По сигналу Чернобыльского три машины устремились к точке встречи. Они шли из разных концов города, водители не включали сирены, на крышах машин не было синих мигалок, но так четки и отточены были действия шоферов, что другие водители уступали им дорогу, шоферским чутьем понимая — этот спешит по деловой необходимости.

На дороге вдали покачнулись, вспыхнули и стали увеличиваться, приближаясь, фары “Москвича”.

— Едут, — сказал Литвак. Он прибыл со второй машиной и сейчас сидел на корточках рядом с Выборным.

“Москвич” поравнялся с крытым навесом автобусной остановки и затормозил.

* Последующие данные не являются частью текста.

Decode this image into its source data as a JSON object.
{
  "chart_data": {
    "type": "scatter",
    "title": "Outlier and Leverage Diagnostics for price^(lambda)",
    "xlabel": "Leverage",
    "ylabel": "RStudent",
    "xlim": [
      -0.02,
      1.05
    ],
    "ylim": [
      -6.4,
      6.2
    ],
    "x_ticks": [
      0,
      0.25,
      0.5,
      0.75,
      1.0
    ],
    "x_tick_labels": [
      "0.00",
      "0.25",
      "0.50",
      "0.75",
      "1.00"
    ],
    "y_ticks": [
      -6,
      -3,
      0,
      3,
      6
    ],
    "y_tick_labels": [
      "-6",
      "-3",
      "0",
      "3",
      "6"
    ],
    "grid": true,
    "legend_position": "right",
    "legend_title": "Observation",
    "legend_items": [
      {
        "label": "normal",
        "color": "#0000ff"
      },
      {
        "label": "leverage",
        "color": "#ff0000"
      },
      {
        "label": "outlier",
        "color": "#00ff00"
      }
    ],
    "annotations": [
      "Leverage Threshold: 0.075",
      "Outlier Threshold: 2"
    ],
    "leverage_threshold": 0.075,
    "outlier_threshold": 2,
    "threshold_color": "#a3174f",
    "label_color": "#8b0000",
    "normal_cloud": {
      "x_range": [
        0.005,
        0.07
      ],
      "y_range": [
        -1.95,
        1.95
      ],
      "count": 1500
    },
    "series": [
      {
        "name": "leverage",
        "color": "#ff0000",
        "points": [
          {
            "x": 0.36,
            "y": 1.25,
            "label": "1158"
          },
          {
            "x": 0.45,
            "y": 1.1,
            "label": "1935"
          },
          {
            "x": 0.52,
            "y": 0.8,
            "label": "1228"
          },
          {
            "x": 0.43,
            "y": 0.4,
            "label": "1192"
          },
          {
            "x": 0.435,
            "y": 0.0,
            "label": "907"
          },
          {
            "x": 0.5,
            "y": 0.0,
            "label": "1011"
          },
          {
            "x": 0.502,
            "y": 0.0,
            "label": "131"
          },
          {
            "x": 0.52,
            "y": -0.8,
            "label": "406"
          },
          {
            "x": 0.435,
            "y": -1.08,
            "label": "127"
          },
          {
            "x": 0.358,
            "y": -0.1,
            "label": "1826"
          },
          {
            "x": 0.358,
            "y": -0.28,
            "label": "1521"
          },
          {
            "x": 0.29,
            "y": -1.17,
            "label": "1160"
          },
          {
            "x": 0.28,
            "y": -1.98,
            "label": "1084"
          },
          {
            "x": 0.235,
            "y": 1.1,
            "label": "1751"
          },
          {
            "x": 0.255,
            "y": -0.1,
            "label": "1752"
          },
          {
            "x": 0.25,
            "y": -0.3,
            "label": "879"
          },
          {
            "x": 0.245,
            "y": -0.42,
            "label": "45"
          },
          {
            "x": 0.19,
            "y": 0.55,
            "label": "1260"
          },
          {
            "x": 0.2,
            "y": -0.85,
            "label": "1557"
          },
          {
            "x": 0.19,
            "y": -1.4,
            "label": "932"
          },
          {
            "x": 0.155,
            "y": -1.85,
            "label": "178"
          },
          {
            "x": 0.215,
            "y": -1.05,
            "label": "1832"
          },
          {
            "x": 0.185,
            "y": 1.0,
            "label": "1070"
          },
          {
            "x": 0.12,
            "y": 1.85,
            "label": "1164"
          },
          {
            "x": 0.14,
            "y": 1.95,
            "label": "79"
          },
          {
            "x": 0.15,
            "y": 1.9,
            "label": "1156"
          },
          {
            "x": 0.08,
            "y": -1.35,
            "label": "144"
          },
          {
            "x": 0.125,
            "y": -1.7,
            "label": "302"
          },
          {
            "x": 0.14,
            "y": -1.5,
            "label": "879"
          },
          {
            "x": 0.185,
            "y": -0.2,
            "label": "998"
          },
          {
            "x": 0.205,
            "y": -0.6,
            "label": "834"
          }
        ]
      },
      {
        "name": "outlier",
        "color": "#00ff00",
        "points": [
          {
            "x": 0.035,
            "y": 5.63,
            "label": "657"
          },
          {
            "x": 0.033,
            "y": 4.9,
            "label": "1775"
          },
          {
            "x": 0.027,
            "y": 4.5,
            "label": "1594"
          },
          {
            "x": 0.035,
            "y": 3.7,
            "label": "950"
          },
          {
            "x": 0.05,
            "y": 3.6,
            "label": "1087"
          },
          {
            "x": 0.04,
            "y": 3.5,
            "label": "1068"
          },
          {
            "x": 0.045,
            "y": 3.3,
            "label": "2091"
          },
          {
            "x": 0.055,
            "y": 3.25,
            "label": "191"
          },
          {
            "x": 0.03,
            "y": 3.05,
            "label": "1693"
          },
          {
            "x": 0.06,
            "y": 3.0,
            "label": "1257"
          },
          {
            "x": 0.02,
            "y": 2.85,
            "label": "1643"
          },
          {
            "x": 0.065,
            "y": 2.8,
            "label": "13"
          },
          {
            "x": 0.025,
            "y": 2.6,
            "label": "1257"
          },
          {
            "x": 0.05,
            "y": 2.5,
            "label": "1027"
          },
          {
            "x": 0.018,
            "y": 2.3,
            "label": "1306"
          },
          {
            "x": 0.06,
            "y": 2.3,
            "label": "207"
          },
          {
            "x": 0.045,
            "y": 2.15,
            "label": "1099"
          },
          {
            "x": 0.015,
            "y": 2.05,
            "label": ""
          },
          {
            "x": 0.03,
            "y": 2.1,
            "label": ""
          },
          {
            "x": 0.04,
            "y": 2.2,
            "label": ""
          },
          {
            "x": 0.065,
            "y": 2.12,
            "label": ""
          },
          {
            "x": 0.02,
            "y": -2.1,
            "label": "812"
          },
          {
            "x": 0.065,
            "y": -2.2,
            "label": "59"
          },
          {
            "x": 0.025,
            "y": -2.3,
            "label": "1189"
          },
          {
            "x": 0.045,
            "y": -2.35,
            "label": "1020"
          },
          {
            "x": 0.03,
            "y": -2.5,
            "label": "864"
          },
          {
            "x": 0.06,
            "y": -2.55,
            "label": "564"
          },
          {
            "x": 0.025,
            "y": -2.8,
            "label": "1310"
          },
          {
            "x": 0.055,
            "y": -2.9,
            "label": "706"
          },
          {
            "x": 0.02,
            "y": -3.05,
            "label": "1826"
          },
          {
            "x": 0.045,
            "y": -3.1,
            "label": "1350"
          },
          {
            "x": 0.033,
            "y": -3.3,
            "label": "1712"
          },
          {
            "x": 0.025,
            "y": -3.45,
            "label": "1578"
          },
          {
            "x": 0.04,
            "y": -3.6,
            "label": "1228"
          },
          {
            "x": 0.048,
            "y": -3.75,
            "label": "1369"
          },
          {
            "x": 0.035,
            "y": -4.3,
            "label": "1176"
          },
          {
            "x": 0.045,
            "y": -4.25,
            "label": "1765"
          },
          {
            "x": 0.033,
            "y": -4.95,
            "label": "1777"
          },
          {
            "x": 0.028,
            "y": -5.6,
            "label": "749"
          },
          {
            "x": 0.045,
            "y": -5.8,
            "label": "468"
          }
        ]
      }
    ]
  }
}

Было темно и тихо.

Белый потаенным звериным чутьем ощущал опасность. Опасность жила в этой тишине, в темноте ночной дороги. Вареник повернулся к двери, словно хотел приоткрыть ее. И в эту минуту Белый решился. Правой наотмашь он ударил зажатым пистолетом. Удар получился слабым, размахнуться не давала теснота кабины.

Вареник был не столько оглушен, сколько ошеломлен неожиданным нападением, он ткнулся в дверь, и она открылась под тяжестью его тела. Белый, удерживая его, старался вновь ударить. Вареник перехватил его руку, вырываясь наружу. Портфель Вареника стоял внизу, под самым сиденьем.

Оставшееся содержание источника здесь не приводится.